Fear, laughter are primal instincts: 'Go Goa Gone' directors
Raj Nidimoru and Krishna DK have earlier made films like 'Shor in the city', '99' and 'Flavors'.
Mumbai: 'Go Goa Gone' co-director Raj Nidimoru believes a heady combination of fear and comedy will work amongst today's audience.
Talking about the scope of a zombie comedy like 'Go Goa Gone', he told IANS: "The scope is great. When we made the film, we realised that it had a lot of scope. Fear and laughter are primal instincts. To combine them together, we think it is a tremendous pull for the audience!"
Nidimoru has co-directed the movie with Krishna D.K. Together. They had earlier made films like 'Shor in the city', '99' and 'Flavors'.

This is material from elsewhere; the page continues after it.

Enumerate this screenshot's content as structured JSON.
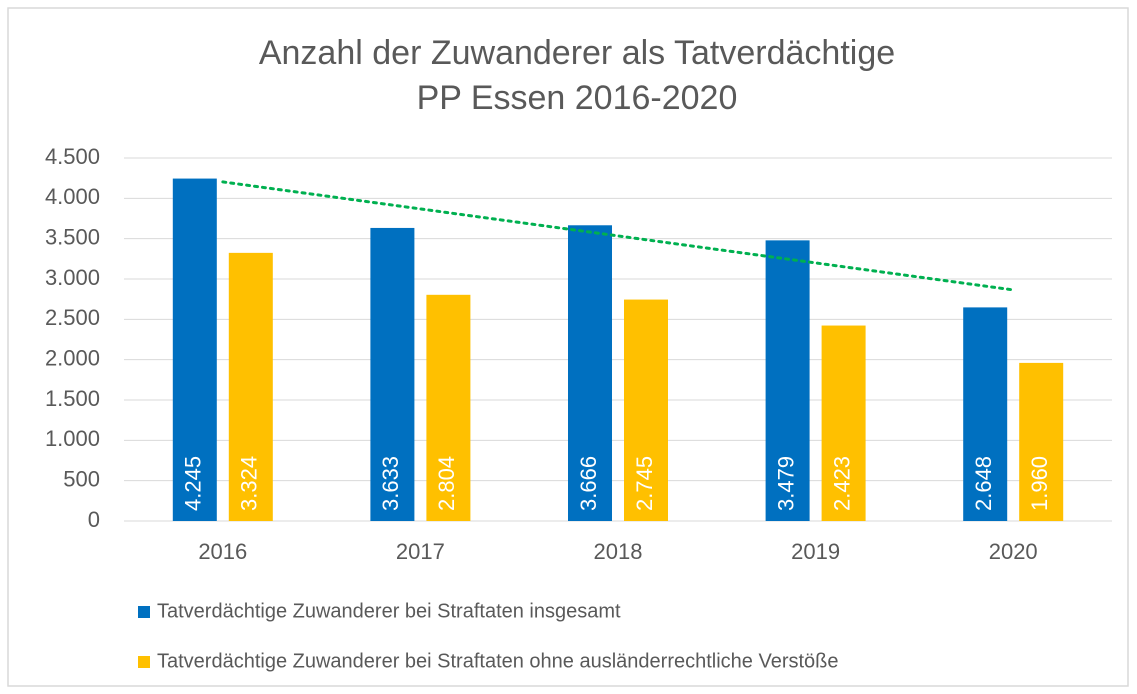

Their new offering 'Go Goa Gone', releasing May 10, features Saif Ali Khan, Kunal Khemu, Vir Das, Anand Tiwari and Puja Gupta.
The filmmakers were completely against making a pure horror film.
"We were playing with various ideas. A pure horror film didn't excite us. When we were thinking of doing something more to the genre, we thought of doing a comedy. We wanted to do an intentional comedy in a horror film," he said.
Nidimoru said as a team, Krishna and him always try to explore something different with every film.
"It is not a conscious decision, but we try to make something innovative rather than repeating what we have done earlier. When this happens, it gives us immense satisfaction, which we feel is very important," he said.
With commercial films like 'Housefull 2' and 'Rowdy Rathore' crossing the Rs 100 crore mark, the director said that 'Go Goa Gone' was their version of a massy film.
"This is our version of (a film with a) more mainstream appeal. It is a mass masala story from our point of view. It is a hilarious film, where everybody can have a great laugh," he said.
A good script assures a good film, the director feels.
"Irrespective of what genre it is, highly scary, or funny...if the content is strong, you can guarantee a success. No one can guarantee anything, but whatever little is there, it will be done through a strong script. With that you end up with a good film, and then it depends on your luck and the market," he said.
But does having a big star like Saif Ali Khan help?
"Big stars like Saif give you film a face, then the film (story) has to take over. With his new look, you garner a lot of interest. But then the content has to be good to keep you going," he said.
The director duo has already planned something new for their next venture post 'Go Goa Gone'.
"We have a couple of scripts, which we are discussing. I don't know which one will take off first. But the next one will be a completely different genre," he said.